Kripto Sebagai Agunan di Bank: Pro dan Kontra
Penggunaan aset kripto sebagai agunan dalam sistem perbankan menjadi topik yang menarik perhatian berbagai pihak. Usulan ini mulai muncul dari kalangan pelaku usaha kripto, dengan harapan bisa memberikan alternatif baru dalam pengajuan pinjaman.
Christopher Tahir, co-founder Cryptowatch dan pengelola channel Duit Pintar, menyampaikan bahwa OJK dan lembaga perbankan perlu mempertimbangkan aset kripto yang layak digunakan sebagai jaminan. Menurutnya, meskipun usulan ini bisa diterima, namun harus dibatasi agar tidak terjadi risiko yang besar.
“Banyak aset kripto yang tidak memiliki nilai nyata, sehingga potensi kehilangan nilai juga tinggi,” ujar Christopher. Ia menjelaskan bahwa di negara-negara yang telah menerapkan aset kripto sebagai agunan, biasanya pencairan pinjaman berkisar antara 50% hingga 70%, tergantung pada kualitas aset tersebut.
Aset kripto yang sering digunakan sebagai agunan adalah Bitcoin, Ether, USDT, atau USDC. Sementara itu, aset lainnya jarang diterima karena kurang stabil dan minim permintaan.
Jenis Pinjaman dan Mitigasi Risiko
Dalam praktiknya, tenor pinjaman bisa disepakati antara bank dan nasabah. Untuk mengurangi risiko, bank dapat melakukan likuidasi aset jika harga turun hingga batas tertentu. Hal ini dilakukan untuk melindungi kepentingan pihak bank dan nasabah.

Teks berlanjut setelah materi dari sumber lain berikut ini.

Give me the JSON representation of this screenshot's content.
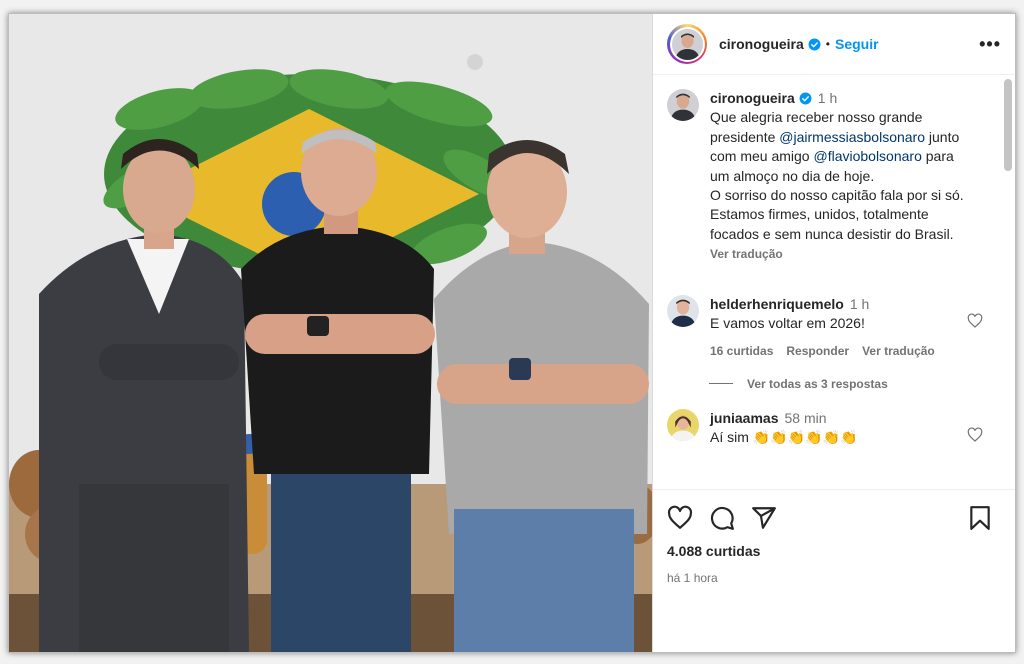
{
  "post": {
    "author": "cironogueira",
    "follow_label": "Seguir",
    "separator": "•",
    "more_label": "•••",
    "verified": true,
    "photo_description_icon": "image",
    "caption": {
      "time": "1 h",
      "line1": "Que alegria receber nosso grande presidente ",
      "mention1": "@jairmessiasbolsonaro",
      "line2": " junto com meu amigo ",
      "mention2": "@flaviobolsonaro",
      "line3": " para um almoço no dia de hoje.",
      "line4": "O sorriso do nosso capitão fala por si só. Estamos firmes, unidos, totalmente focados e sem nunca desistir do Brasil.",
      "translate": "Ver tradução"
    },
    "comments": [
      {
        "user": "helderhenriquemelo",
        "time": "1 h",
        "text": "E vamos voltar em 2026!",
        "likes": "16 curtidas",
        "reply": "Responder",
        "translate": "Ver tradução"
      },
      {
        "user": "juniaamas",
        "time": "58 min",
        "text": "Aí sim 👏👏👏👏👏👏"
      }
    ],
    "view_replies": "Ver todas as 3 respostas",
    "likes_count": "4.088 curtidas",
    "posted_ago": "há 1 hora"
  },
  "colors": {
    "link": "#00376b",
    "follow": "#0095f6",
    "verified": "#0095f6",
    "muted": "#737373"
  },
  "icons": [
    "heart-icon",
    "comment-icon",
    "share-icon",
    "bookmark-icon",
    "verified-icon",
    "more-icon"
  ]
}
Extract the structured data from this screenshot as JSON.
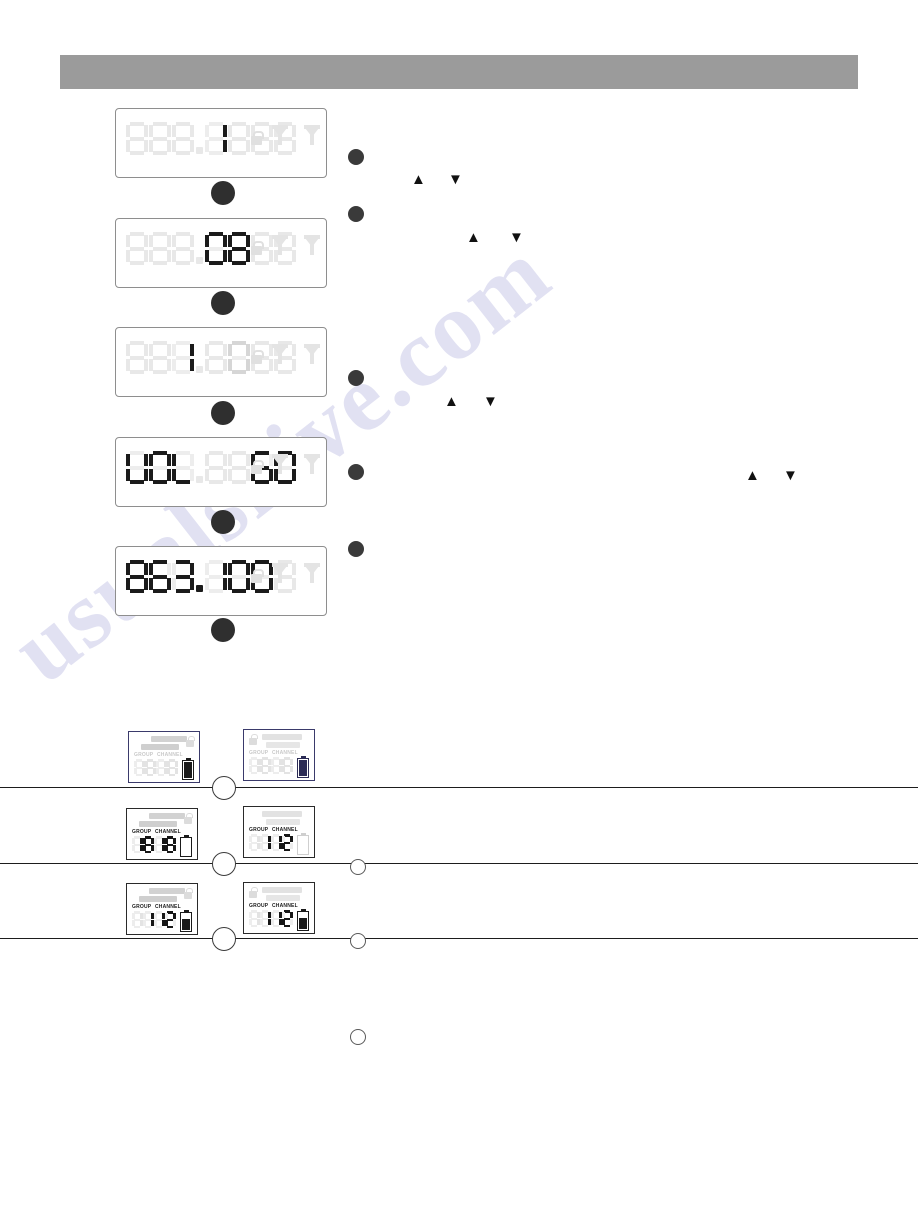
{
  "header": {
    "title": ""
  },
  "watermark": {
    "text": "usualshive.com"
  },
  "displays": [
    {
      "id": "display-frequency-blank",
      "digits": [
        {
          "char": "8",
          "state": "off"
        },
        {
          "char": "8",
          "state": "off"
        },
        {
          "char": "8",
          "state": "off"
        },
        {
          "char": "1",
          "state": "on"
        },
        {
          "char": "8",
          "state": "off"
        },
        {
          "char": "8",
          "state": "off"
        },
        {
          "char": "8",
          "state": "off"
        }
      ],
      "decimal_after": 3,
      "decimal_on": false,
      "lock_icon": "lock-icon",
      "antenna_icons": [
        "antenna-a-icon",
        "antenna-b-icon"
      ],
      "value_text": "1"
    },
    {
      "id": "display-channel-08",
      "digits": [
        {
          "char": "8",
          "state": "off"
        },
        {
          "char": "8",
          "state": "off"
        },
        {
          "char": "8",
          "state": "off"
        },
        {
          "char": "0",
          "state": "on"
        },
        {
          "char": "8",
          "state": "on"
        },
        {
          "char": "8",
          "state": "off"
        },
        {
          "char": "8",
          "state": "off"
        }
      ],
      "decimal_after": 3,
      "decimal_on": false,
      "lock_icon": "lock-icon",
      "antenna_icons": [
        "antenna-a-icon",
        "antenna-b-icon"
      ],
      "value_text": "08"
    },
    {
      "id": "display-group-1-0",
      "digits": [
        {
          "char": "8",
          "state": "off"
        },
        {
          "char": "8",
          "state": "off"
        },
        {
          "char": "1",
          "state": "on"
        },
        {
          "char": "8",
          "state": "off"
        },
        {
          "char": "0",
          "state": "mid"
        },
        {
          "char": "8",
          "state": "off"
        },
        {
          "char": "8",
          "state": "off"
        }
      ],
      "decimal_after": 3,
      "decimal_on": false,
      "lock_icon": "lock-icon",
      "antenna_icons": [
        "antenna-a-icon",
        "antenna-b-icon"
      ],
      "value_text": "1 0"
    },
    {
      "id": "display-volume-60",
      "digits": [
        {
          "char": "U",
          "state": "on"
        },
        {
          "char": "O",
          "state": "on"
        },
        {
          "char": "L",
          "state": "on"
        },
        {
          "char": "8",
          "state": "off"
        },
        {
          "char": "8",
          "state": "off"
        },
        {
          "char": "6",
          "state": "on"
        },
        {
          "char": "0",
          "state": "on"
        }
      ],
      "decimal_after": 3,
      "decimal_on": false,
      "lock_icon": "lock-icon",
      "antenna_icons": [
        "antenna-a-icon",
        "antenna-b-icon"
      ],
      "value_text": "VOL 60"
    },
    {
      "id": "display-frequency-863100",
      "digits": [
        {
          "char": "8",
          "state": "on"
        },
        {
          "char": "6",
          "state": "on"
        },
        {
          "char": "3",
          "state": "on"
        },
        {
          "char": "1",
          "state": "on"
        },
        {
          "char": "0",
          "state": "on"
        },
        {
          "char": "0",
          "state": "on"
        },
        {
          "char": "8",
          "state": "off"
        }
      ],
      "decimal_after": 3,
      "decimal_on": true,
      "lock_icon": "lock-icon",
      "antenna_icons": [
        "antenna-a-icon",
        "antenna-b-icon"
      ],
      "value_text": "863.100"
    }
  ],
  "step_arrows": [
    {
      "id": "arrows-step-1",
      "up": "▲",
      "down": "▼"
    },
    {
      "id": "arrows-step-2",
      "up": "▲",
      "down": "▼"
    },
    {
      "id": "arrows-step-3",
      "up": "▲",
      "down": "▼"
    },
    {
      "id": "arrows-step-4",
      "up": "▲",
      "down": "▼"
    }
  ],
  "mini_labels": {
    "group": "GROUP",
    "channel": "CHANNEL"
  },
  "mini_displays": [
    {
      "id": "mini-row1-left",
      "style": "dim",
      "group": [
        {
          "char": "1",
          "state": "off"
        },
        {
          "char": "8",
          "state": "off"
        }
      ],
      "channel": [
        {
          "char": "1",
          "state": "off"
        },
        {
          "char": "8",
          "state": "off"
        }
      ],
      "group_text": "18",
      "channel_text": "18",
      "battery_level": "lvl3",
      "battery_tone": "dark",
      "lock": "dim",
      "lock_side": "right"
    },
    {
      "id": "mini-row1-right",
      "style": "dim",
      "group": [
        {
          "char": "1",
          "state": "off"
        },
        {
          "char": "8",
          "state": "off"
        }
      ],
      "channel": [
        {
          "char": "1",
          "state": "off"
        },
        {
          "char": "8",
          "state": "off"
        }
      ],
      "group_text": "18",
      "channel_text": "18",
      "battery_level": "lvl3",
      "battery_tone": "blue",
      "lock": "dim",
      "lock_side": "left"
    },
    {
      "id": "mini-row2-left",
      "style": "lit",
      "group": [
        {
          "char": "1",
          "state": "on"
        },
        {
          "char": "8",
          "state": "on"
        }
      ],
      "channel": [
        {
          "char": "1",
          "state": "on"
        },
        {
          "char": "8",
          "state": "on"
        }
      ],
      "group_text": "18",
      "channel_text": "18",
      "battery_level": "lvl0",
      "battery_tone": "dark",
      "lock": "dim",
      "lock_side": "right"
    },
    {
      "id": "mini-row2-right",
      "style": "lit",
      "group": [
        {
          "char": "1",
          "state": "off"
        },
        {
          "char": "1",
          "state": "on"
        }
      ],
      "channel": [
        {
          "char": "1",
          "state": "on"
        },
        {
          "char": "2",
          "state": "on"
        }
      ],
      "group_text": "1",
      "channel_text": "12",
      "battery_level": "lvl0",
      "battery_tone": "dim",
      "lock": "none",
      "lock_side": "left"
    },
    {
      "id": "mini-row3-left",
      "style": "lit",
      "group": [
        {
          "char": "1",
          "state": "off"
        },
        {
          "char": "1",
          "state": "on"
        }
      ],
      "channel": [
        {
          "char": "1",
          "state": "on"
        },
        {
          "char": "2",
          "state": "on"
        }
      ],
      "group_text": "1",
      "channel_text": "12",
      "battery_level": "lvl2",
      "battery_tone": "dark",
      "lock": "dim",
      "lock_side": "right"
    },
    {
      "id": "mini-row3-right",
      "style": "lit",
      "group": [
        {
          "char": "1",
          "state": "off"
        },
        {
          "char": "1",
          "state": "on"
        }
      ],
      "channel": [
        {
          "char": "1",
          "state": "on"
        },
        {
          "char": "2",
          "state": "on"
        }
      ],
      "group_text": "1",
      "channel_text": "12",
      "battery_level": "lvl2",
      "battery_tone": "dark",
      "lock": "dim",
      "lock_side": "left"
    }
  ],
  "connectors": [
    {
      "id": "connector-1-2"
    },
    {
      "id": "connector-2-3"
    },
    {
      "id": "connector-3-4"
    },
    {
      "id": "connector-4-5"
    },
    {
      "id": "connector-5-end"
    }
  ],
  "rule_circles": [
    {
      "id": "rule-circle-1"
    },
    {
      "id": "rule-circle-2"
    },
    {
      "id": "rule-circle-3"
    }
  ],
  "hollow_bullets": [
    {
      "id": "hollow-bullet-1"
    },
    {
      "id": "hollow-bullet-2"
    },
    {
      "id": "hollow-bullet-3"
    }
  ],
  "solid_bullets": [
    {
      "id": "solid-bullet-1"
    },
    {
      "id": "solid-bullet-2"
    },
    {
      "id": "solid-bullet-3"
    },
    {
      "id": "solid-bullet-4"
    },
    {
      "id": "solid-bullet-5"
    }
  ],
  "colors": {
    "header_band": "#9b9b9b",
    "segment_on": "#1b1b1b",
    "segment_off": "#e8e8e8",
    "watermark": "#dcdcf0"
  }
}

Calvin Kizana, CEO Tokocrypto, menjelaskan bahwa di beberapa negara seperti Amerika Serikat dan Eropa, sudah ada platform fintech serta bank digital yang menawarkan produk pinjaman berbasis aset kripto. Contohnya adalah BlockFi dan Nexo, yang menawarkan pinjaman dalam bentuk dolar dengan Bitcoin atau Ethereum sebagai agunan.
Di Singapura, sejumlah perusahaan keuangan terdaftar juga menawarkan layanan serupa, tetapi dengan pengawasan ketat dari regulator setempat. Praktik ini menunjukkan bahwa meski memiliki potensi untuk memberikan manfaat bagi ekosistem keuangan, implementasinya tetap membutuhkan regulasi yang matang dan infrastruktur risiko yang kuat.
Potensi dan Tantangan
Meski demikian, penggunaan aset kripto sebagai agunan tetap menghadapi tantangan. Salah satunya adalah volatilitas harga yang tinggi. Harga kripto bisa berfluktuasi secara drastis dalam waktu singkat, sehingga memperbesar risiko bagi pihak yang memberikan pinjaman.
Selain itu, masalah regulasi juga menjadi isu utama. Di banyak negara, aset kripto belum sepenuhnya diatur oleh otoritas keuangan, sehingga memicu ketidakpastian dalam penerapan praktik ini.
Namun, jika dikelola dengan baik, penggunaan aset kripto sebagai agunan bisa membuka peluang baru bagi para pemilik aset kripto. Mereka bisa memanfaatkannya sebagai modal tambahan tanpa harus menjual asetnya secara langsung.
Kesimpulan
Secara keseluruhan, penggunaan aset kripto sebagai agunan di bank masih dalam proses evaluasi dan pengembangan. Meski ada pro dan kontra, langkah ini menunjukkan adanya inovasi dalam sistem keuangan modern. Namun, penting untuk memastikan bahwa semua pihak terlibat, termasuk OJK dan bank, memiliki kerangka kerja yang jelas dan aman untuk mencegah risiko yang tidak terduga.